A variety of other foods boost stress levels too, such as white flour, too much salt and even caffeine from our morning coffee. That Chinese take-out we all love is loaded with sodium, soups are chalk-full of preservatives, ice cream is packed with sugars and juices are loaded with glucose and fructose. 

All of these foods have been shown to increase inflammation and stress and pack additional pounds onto our waistlines.

To reduce your level of stress, look to your diet. These 6 foods should be at the top of your next grocery list. 

Eat these 6+ foods to relieve stress

Leafy greens – I know, not everybody likes their veggies. But, they are one of the healthiest foods to eat because of the vitamins and minerals that they provide. And vegetables like Spinach can promote the release of dopamine, the chemical in our brains responsible for providing us with a feeling of pleasure and calmness. 

Cashews and Pistachios – Not only are these nuts tasty, but they are also loaded with nutrients and minerals. Cashews contain more than 10% of our recommended daily amount of Zinc, a mineral that has been shown to reduce anxiety. Pistachios have been shown to lower blood pressure and, through the robotic cracking open of their shells, can induce a calming and stress-reducing rhythmic process. 

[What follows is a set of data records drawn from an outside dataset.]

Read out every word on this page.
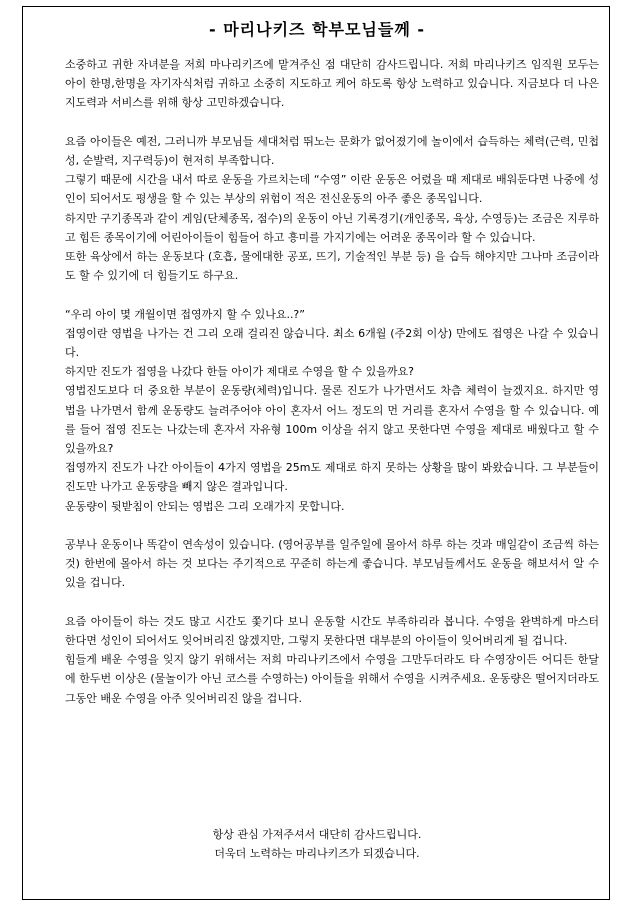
- 마리나키즈 학부모님들께 -

소중하고 귀한 자녀분을 저희 마나리키즈에 맡겨주신 점 대단히 감사드립니다. 저희 마리나키즈 임직원 모두는 아이 한명,한명을 자기자식처럼 귀하고 소중히 지도하고 케어 하도록 항상 노력하고 있습니다. 지금보다 더 나은 지도력과 서비스를 위해 항상 고민하겠습니다.

요즘 아이들은 예전, 그러니까 부모님들 세대처럼 뛰노는 문화가 없어졌기에 놀이에서 습득하는 체력(근력, 민첩성, 순발력, 지구력등)이 현저히 부족합니다.

그렇기 때문에 시간을 내서 따로 운동을 가르치는데 “수영” 이란 운동은 어렸을 때 제대로 배워둔다면 나중에 성인이 되어서도 평생을 할 수 있는 부상의 위험이 적은 전신운동의 아주 좋은 종목입니다.

하지만 구기종목과 같이 게임(단체종목, 점수)의 운동이 아닌 기록경기(개인종목, 육상, 수영등)는 조금은 지루하고 힘든 종목이기에 어린아이들이 힘들어 하고 흥미를 가지기에는 어려운 종목이라 할 수 있습니다.

또한 육상에서 하는 운동보다 (호흡, 물에대한 공포, 뜨기, 기술적인 부분 등) 을 습득 해야지만 그나마 조금이라도 할 수 있기에 더 힘들기도 하구요.

“우리 아이 몇 개월이면 접영까지 할 수 있나요..?”

접영이란 영법을 나가는 건 그리 오래 걸리진 않습니다. 최소 6개월 (주2회 이상) 만에도 접영은 나갈 수 있습니다.

하지만 진도가 접영을 나갔다 한들 아이가 제대로 수영을 할 수 있을까요?

영법진도보다 더 중요한 부분이 운동량(체력)입니다. 물론 진도가 나가면서도 차츰 체력이 늘겠지요. 하지만 영법을 나가면서 함께 운동량도 늘려주어야 아이 혼자서 어느 정도의 먼 거리를 혼자서 수영을 할 수 있습니다. 예를 들어 접영 진도는 나갔는데 혼자서 자유형 100m 이상을 쉬지 않고 못한다면 수영을 제대로 배웠다고 할 수 있을까요?

접영까지 진도가 나간 아이들이 4가지 영법을 25m도 제대로 하지 못하는 상황을 많이 봐왔습니다. 그 부분들이 진도만 나가고 운동량을 빼지 않은 결과입니다.

운동량이 뒷받침이 안되는 영법은 그리 오래가지 못합니다.

공부나 운동이나 똑같이 연속성이 있습니다. (영어공부를 일주일에 몰아서 하루 하는 것과 매일같이 조금씩 하는 것) 한번에 몰아서 하는 것 보다는 주기적으로 꾸준히 하는게 좋습니다. 부모님들께서도 운동을 해보셔서 알 수 있을 겁니다.

요즘 아이들이 하는 것도 많고 시간도 쫓기다 보니 운동할 시간도 부족하리라 봅니다. 수영을 완벽하게 마스터 한다면 성인이 되어서도 잊어버리진 않겠지만, 그렇지 못한다면 대부분의 아이들이 잊어버리게 될 겁니다.

힘들게 배운 수영을 잊지 않기 위해서는 저희 마리나키즈에서 수영을 그만두더라도 타 수영장이든 어디든 한달에 한두번 이상은 (물놀이가 아닌 코스를 수영하는) 아이들을 위해서 수영을 시켜주세요. 운동량은 떨어지더라도 그동안 배운 수영을 아주 잊어버리진 않을 겁니다.

항상 관심 가져주셔서 대단히 감사드립니다.

더욱더 노력하는 마리나키즈가 되겠습니다.
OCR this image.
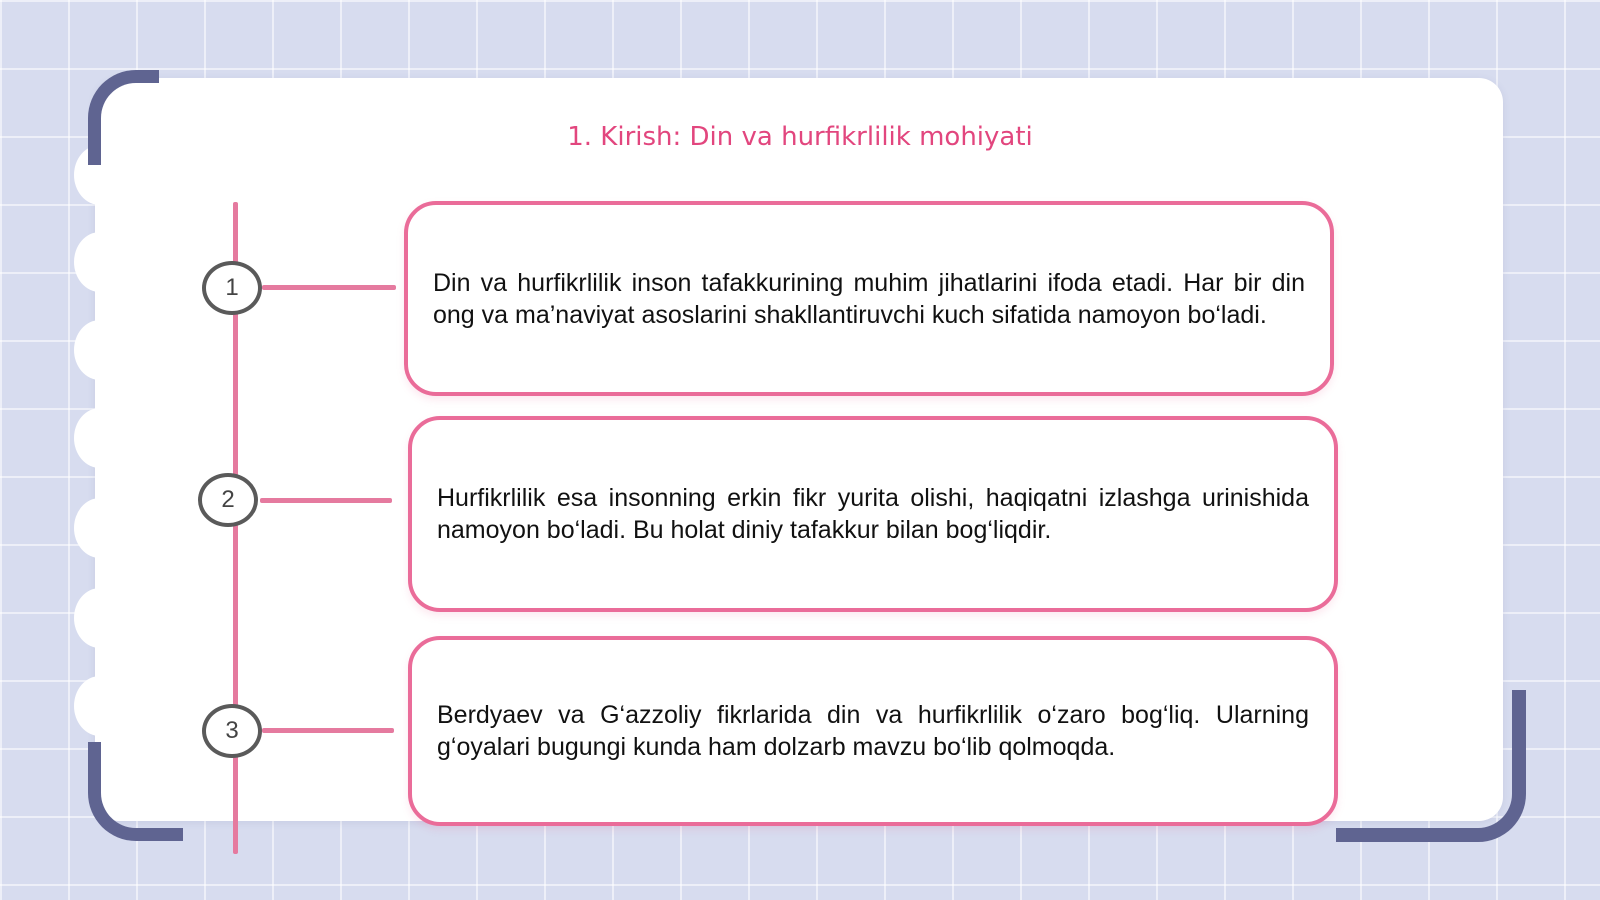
1. Kirish: Din va hurfikrlilik mohiyati
1
2
3
Din va hurfikrlilik inson tafakkurining muhim jihatlarini ifoda etadi. Har bir din ong va ma’naviyat asoslarini shakllantiruvchi kuch sifatida namoyon bo‘ladi.
Hurfikrlilik esa insonning erkin fikr yurita olishi, haqiqatni izlashga urinishida namoyon bo‘ladi. Bu holat diniy tafakkur bilan bog‘liqdir.
Berdyaev va G‘azzoliy fikrlarida din va hurfikrlilik o‘zaro bog‘liq. Ularning g‘oyalari bugungi kunda ham dolzarb mavzu bo‘lib qolmoqda.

Dark chocolate – Chocolate lovers can rejoice that dark chocolate is one of those foods shown to help regulate cortisol, a stress hormone. That said, don’t base your entire diet around dark chocolate. Moderation is key, especially with this tasty treat! 

Farm-Fresh Eggs – Eggs are loaded with minerals and are a great source of vitamin D. And, vitamin D is linked to better immune systems, stronger mood regulation and even lessening the effects of depression. “I recommend farm-fresh, pasture-raised eggs, versus commercial eggs raised in chicken factories, fed antibiotics, and subjected to high levels of stress,” writes Clean Plates. Include this staple food in your meals to pack more vitamin D into your diet. 

Complex Carbohydrates – Carbs get a bad wrap, but complex carbs – such as oatmeal, chickpeas and sweet potatoes, help the brain to make a chemical called serotonin, which contributes to a feeling of happiness and general wellbeing. Complex carbohydrates also pack in more nutrients than simple carbs, contain more fiber and make us feel more full, for longer. 

Green Tea – While this isn’t food, it deserves a spot in the list. Green Tea has been shown in countless studies to improve people’s moods and stress levels. And, evidence has shown that the more you drink, the better. Green tea may also improve brain function, help to prevent diabetes and even control the signs of aging. Herbal teas, like lavender or chamomile, offer the same types of stress benefits. 

If you are a seafood eater, salmon and oysters are also good choices. Blueberries, too. Avocados, oranges and even seaweed also possess nutrients that have been shown to reduce or control stress and help to promote overall good health.